Normally, that would signal risk aversion or declining economic prospects but that's not necessarily the case at the moment. The Fed is buying $120B in Treasuries and MBS per month while re-investing maturing securities so that's a natural skew in the market. One force driving down yields was yesterday's remarks from Senate Leader Schumer saying Congress will try passing the stimulus bill in month or more, far longer than was expected by markets.

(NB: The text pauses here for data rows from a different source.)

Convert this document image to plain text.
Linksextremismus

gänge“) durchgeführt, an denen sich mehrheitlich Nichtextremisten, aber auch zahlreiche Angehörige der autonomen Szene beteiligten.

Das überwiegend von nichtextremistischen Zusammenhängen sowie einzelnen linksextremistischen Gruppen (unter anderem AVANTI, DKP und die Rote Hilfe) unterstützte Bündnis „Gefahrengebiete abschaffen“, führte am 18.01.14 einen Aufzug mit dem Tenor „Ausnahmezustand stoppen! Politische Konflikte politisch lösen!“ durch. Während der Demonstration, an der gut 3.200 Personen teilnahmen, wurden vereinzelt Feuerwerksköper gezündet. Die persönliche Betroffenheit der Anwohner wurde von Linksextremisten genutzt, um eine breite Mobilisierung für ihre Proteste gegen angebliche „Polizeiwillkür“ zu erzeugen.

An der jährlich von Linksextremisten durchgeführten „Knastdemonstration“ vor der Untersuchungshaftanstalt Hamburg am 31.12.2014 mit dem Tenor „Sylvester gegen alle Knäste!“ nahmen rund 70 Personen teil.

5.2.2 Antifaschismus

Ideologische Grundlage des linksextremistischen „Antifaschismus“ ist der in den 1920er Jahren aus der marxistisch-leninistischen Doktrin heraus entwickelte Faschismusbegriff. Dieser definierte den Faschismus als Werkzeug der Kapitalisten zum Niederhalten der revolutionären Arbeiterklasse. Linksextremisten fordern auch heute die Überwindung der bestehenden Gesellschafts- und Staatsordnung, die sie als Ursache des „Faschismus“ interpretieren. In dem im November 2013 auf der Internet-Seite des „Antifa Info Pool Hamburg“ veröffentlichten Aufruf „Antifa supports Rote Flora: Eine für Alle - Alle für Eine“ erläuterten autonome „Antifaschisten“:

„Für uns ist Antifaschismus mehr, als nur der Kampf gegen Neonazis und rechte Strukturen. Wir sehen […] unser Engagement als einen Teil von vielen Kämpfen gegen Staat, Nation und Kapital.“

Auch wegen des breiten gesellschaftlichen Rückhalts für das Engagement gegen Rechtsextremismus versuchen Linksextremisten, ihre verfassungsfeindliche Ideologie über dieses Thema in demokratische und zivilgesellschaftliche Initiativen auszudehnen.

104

This lingering disappointing may also explain why indices are reluctant to build on Tuesda's earlier gains. 

Any further decline in yields would be likely accelerate selling in USD/JPY and USD/CHF as yield differentials narrow while boosting EUR/USD. The problem is that the opposite happened on Monday in what was a strange day in markets driven by unusual moves in equities.

Much of the broader discussion in markets is about bubbles and there are measures like the Citi panic/euphoria model, which is at an all time high; and the BofA fund manager survey showing record levels of risk taking.

Bonds might be giving us an early signal that it's all run too far. At the same time, bonds themselves will become the story on a fall back below 1%. That would signal more easy money for equities and we've little doubt that Powell will be supportive on Wednesday.

In summary, it's a market without a real theme right now besides anticipation of the post-virus boom. US stimulus talks have tried to fill the void but haven't been able to capture the market's imagination.